Glendening has insisted on a five-year, 7.5 percent rate cut for residential customers. The two bills passed yesterday call for smaller reductions. The governor also wants safeguards against allowing cheap power from older, more polluting coal-burning power plants to be sold in Maryland. He plans to keep pressing for those points when members of the two chambers get together to agree on a common version of the bill, according to his spokesman, Ray Feldmann.
But Senate President Thomas V. Mike Miller suggested Glendening should not stand in the way of deregulation legislation.
"The governor's also got to be concerned about businesses in the state of Maryland, as well as consumers," Miller said before yesterday's vote. The Prince George's County Democrat said that the "difficult balance" lawmakers have struck among all the competing interests "is going to dictate that he sign it into law."
Supporters contend that Maryland must open its power industry to competition to keep pace with neighboring states, most of which have at least begun deregulation.
"We have to keep on the cutting edge of attracting business, and of keeping our utilities here," said Sen. Thomas L. Bromwell, chairman of the Finance Committee. The Baltimore County Democrat said he particularly wanted to ensure that BGE -- with 10,000 employees in the state -- survives and prospers.

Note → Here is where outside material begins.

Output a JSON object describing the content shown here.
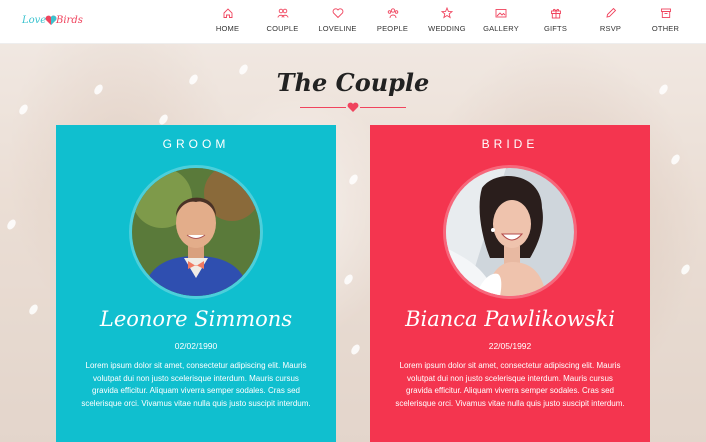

"We're not leaping ahead of neighboring states that seem more business-friendly than we are," Bromwell added. "We're just trying to catch up."
But critics warned that the bills are too business-friendly, at the expense of Maryland's residents and its air quality.
"What are we going to do about the 5 million people we represent?" asked Sen. Paul G. Pinsky, a Prince George's Democrat. "At what point do we think we gave too much away?"
Sen. Leo E. Green, another Prince George's Democrat, complained about the heavy lobbying from utilities. BGE paid more than $100,000 this week for a four-page ad in The Sun supporting the deregulation legislation, and Green said utility employees have been calling his office to urge its passage without further changes.
"History is about conflict, and politics is about power," Green said, as lobbyists for BGE and other parties looked on from the spectators' gallery. "But business is about gain, and that's what worries me about this."
Robert Fleishman, BGE's vice president for corporate affairs, said the rate cuts called for in the two bills "continue to be of concern to our shareholders." But he said, "We think the prospects of good deregulation legislation were enhanced by both chambers voting the way they did."
Supporters pointed out that the measures were amended to address consumer and environmental concerns. For residential customers who stay with their current utility, the House bill calls for a 3 percent to 7 percent residential rate cut for three years. The Senate approved a minimum 3 percent decrease for four years.
Both bills also set up a fund to help poor people pay their power bills. The Senate would provide at least $34 million, while the House capped it at $24 million. The money would be raised by levying a fee on every electric customer in the state -- though in the House version businesses would finance 80 percent of the fund.
The rate cuts are to be set by the Public Service Commission, and each bill lets the commission order a smaller or no reduction if it determines utilities would be unduly harmed. Some saw that as troubling, and they warned that electricity prices would soar once rate caps come off.
"Our ratepayers are going to pay for it long after many of us are gone from this institution," said Del. Leon G. Billings, a Montgomery County Democrat. "That is passing the buck, literally and figuratively."
Critics complained that consumers' prospects for getting cheaper rates would be improved if the bills made it easier for municipalities to buy power on behalf of their residents. They also wanted a fund created to help consumers reduce electricity bills by promoting energy conservation and construction of cleaner, renewable energy such as wind farms or solar collectors.
But Del. Ronald A. Guns, chairman of the House Environmental Matters Committee, said the majority resisted putting too many new programs in the legislation, for fear they would prevent homeowners from realizing any savings.